La rencontre au septième étage de la Maison du Danemark sur les Champs-Elysées.
©Crédit photo : Renaissance numérique

Interrogée sur le retard conséquent de l’administration française en matière de transformation numérique, Sandra-Jeanne Lara-Golliot ne partage pas le constat. Elle souligne que l’Hexagone coche plusieurs des dix items danois : la transparence, la confiance, l’administration inclusive. « Nous faisons travailler des designers, nous sensibilisons les administrations à l’importance d’écouter la voix de l’usager, ajoute-t-elle. Nous avons lancé en 2019 “Vox usager”, un nouveau dispositif pour recueillir la parole de l’usager afin de tirer des enseignements et d’améliorer les services rendus. Quant à notre organisme de formation, Le Campus, il propose des parcours de formation sur-mesure à l’ensemble des agents administratifs. »

La plateforme publique de santé danoise Sundhed,
un exemple de réussite

En 2004, l’État danois lance une plateforme de e-santé financée à 100 % par le secteur public, dont 80 % par les régions. Cette plateforme permet de partager les données existantes entre patients et professionnels de santé afin de faciliter le suivi médical. Préférant adopter une politique des petits pas, dans un premier temps, il s’agit de faciliter le service au client pour engager la transformation et non de construire un plan de gestion prédictive de la santé. Les citoyens et les professionnels de santé trouvent deux types d’informations sur Sundhed. D’une part des données « ouvertes », des informations générales sur les maladies, des informations mises en ligne par des laboratoires ou des manuels médicaux. De l’autre chaque citoyen ainsi que ses médecins accèdent à une page personnelle Myhealth. dk avec les données du patient, ses antécédents médicaux et ses résultats d’examens.

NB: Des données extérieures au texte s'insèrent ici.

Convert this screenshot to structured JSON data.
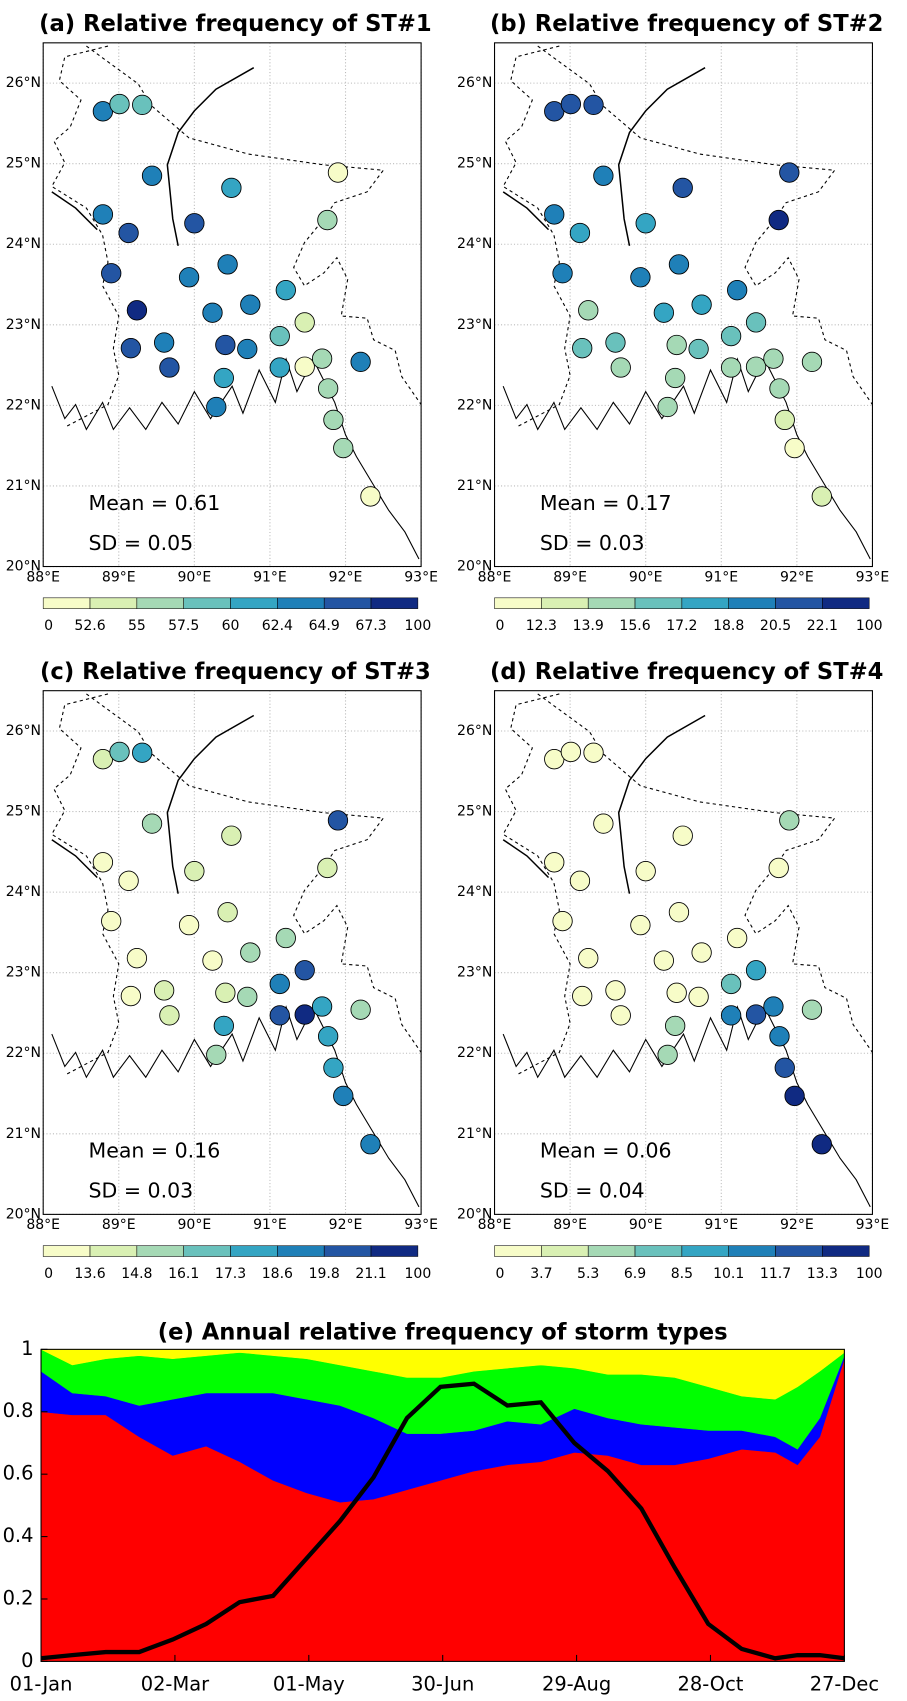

Aujourd’hui un Danois sur trois utilise la plateforme, au moins une fois par mois, grâce à un identifiant unique NemID pour tous les services administratifs. Le système de Sundhed repose sur une politique de protection des données allant au-delà des préconisations de l’agence de cyber-sécurité nationale danoise avec notamment deux contrôles techniques effectués par an. Approchée par des chercheurs issus du milieu de l’assurance ou de la pharmacie Sundhed a toujours refusé de partager ses données. Elle considère la protection des données comme une condition impérative de la confiance des citoyens et du bon fonctionnement de la plateforme. Aujourd’hui, Sundhed affiche deux objectifs majeurs. Elle souhaite tout d’abord devenir un outil de médecine prédictive permettant de réduire les taux de maladies, les recours aux soins et les coûts induits pour le système de santé danois. Puis, elle ambitionne de proposer un accompagnement personnalisé pour les procédures médicales comme le remboursement des soins.